The listener is perhaps already conditioned to expect this hybrid tonic chord to express an air of finality, in that the first verse concluded much the same way, with a singular F chord-singular in that it does not form a part of any shuttle or loop. Furthermore, when the poetic structure of the lyrics in this verse is considered, the lyrics that close each couplet are “from the inside,” which are always set to a melodic descent to C over an F chord, the hybrid tonic in this section.
Much like the “axis-a” progression described in Richards 2017b.
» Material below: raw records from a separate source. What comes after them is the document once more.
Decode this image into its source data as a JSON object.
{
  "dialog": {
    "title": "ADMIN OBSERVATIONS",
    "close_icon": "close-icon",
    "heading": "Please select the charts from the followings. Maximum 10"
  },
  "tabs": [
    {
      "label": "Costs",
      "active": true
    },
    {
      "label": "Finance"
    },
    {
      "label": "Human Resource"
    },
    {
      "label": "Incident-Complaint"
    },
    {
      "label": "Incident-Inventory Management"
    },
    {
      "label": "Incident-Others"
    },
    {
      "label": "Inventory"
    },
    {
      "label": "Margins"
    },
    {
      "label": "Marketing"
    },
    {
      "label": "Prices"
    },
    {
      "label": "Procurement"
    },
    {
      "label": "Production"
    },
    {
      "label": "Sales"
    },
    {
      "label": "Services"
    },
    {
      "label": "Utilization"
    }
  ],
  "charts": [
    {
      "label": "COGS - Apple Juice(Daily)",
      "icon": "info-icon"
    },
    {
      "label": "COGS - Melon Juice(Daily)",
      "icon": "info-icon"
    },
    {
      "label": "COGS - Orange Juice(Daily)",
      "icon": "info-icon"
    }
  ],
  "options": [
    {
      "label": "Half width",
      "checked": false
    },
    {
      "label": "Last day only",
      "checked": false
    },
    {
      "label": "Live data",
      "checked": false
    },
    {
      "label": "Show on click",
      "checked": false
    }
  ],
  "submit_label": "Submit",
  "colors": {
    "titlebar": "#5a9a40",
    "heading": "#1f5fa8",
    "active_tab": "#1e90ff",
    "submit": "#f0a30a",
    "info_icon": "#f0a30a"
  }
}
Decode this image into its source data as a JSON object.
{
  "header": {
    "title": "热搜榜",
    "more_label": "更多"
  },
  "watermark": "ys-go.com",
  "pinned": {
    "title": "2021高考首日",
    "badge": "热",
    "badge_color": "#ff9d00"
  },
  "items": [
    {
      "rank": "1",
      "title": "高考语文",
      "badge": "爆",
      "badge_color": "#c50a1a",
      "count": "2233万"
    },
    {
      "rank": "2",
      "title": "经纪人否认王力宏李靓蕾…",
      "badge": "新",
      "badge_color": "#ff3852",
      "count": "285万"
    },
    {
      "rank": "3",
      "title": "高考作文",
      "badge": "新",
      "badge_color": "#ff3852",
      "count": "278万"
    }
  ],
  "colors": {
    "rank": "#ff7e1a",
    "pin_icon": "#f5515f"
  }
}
In this progression, comprising Am-F-C-G or any of its transpositions, if the tonality is interpreted to be C major (or any relevant transposition as the case warrants), then the G chord concluding the progression would express a dominant function and anticipate the ensuing “deceptive” motion back toward Am.
See de Clercq 2012, 99–109 for a summary of what defines a link section, namely a passage of (usually) instrumental material that links two principal song sections, such as a verse, chorus, or bridge.
This Lydian-inflected song ending coincides with the lyrics “I wonder if I’m allowed to ever just be,” perhaps subtly mirroring the final, if but momentary emergence of Lydian tonality in this song.
That he released two album-length entities in 2018 should come as no surprise: Young Thug’s recent output has been nothing short of prolific, with five mixtapes and EPs in 2017–2018 alone.
Possible examples of hybrid tonics without plateau loops include “Rain Come Down” (Vince Staples, 2017), “Trap Queen” (Fetty Wap, 2014), and “Nose Grows Some” (Thom Yorke, 2014).
Here I paraphrase Moore’s “harmonic filler” and “functional bass” layers (2012, 20–21).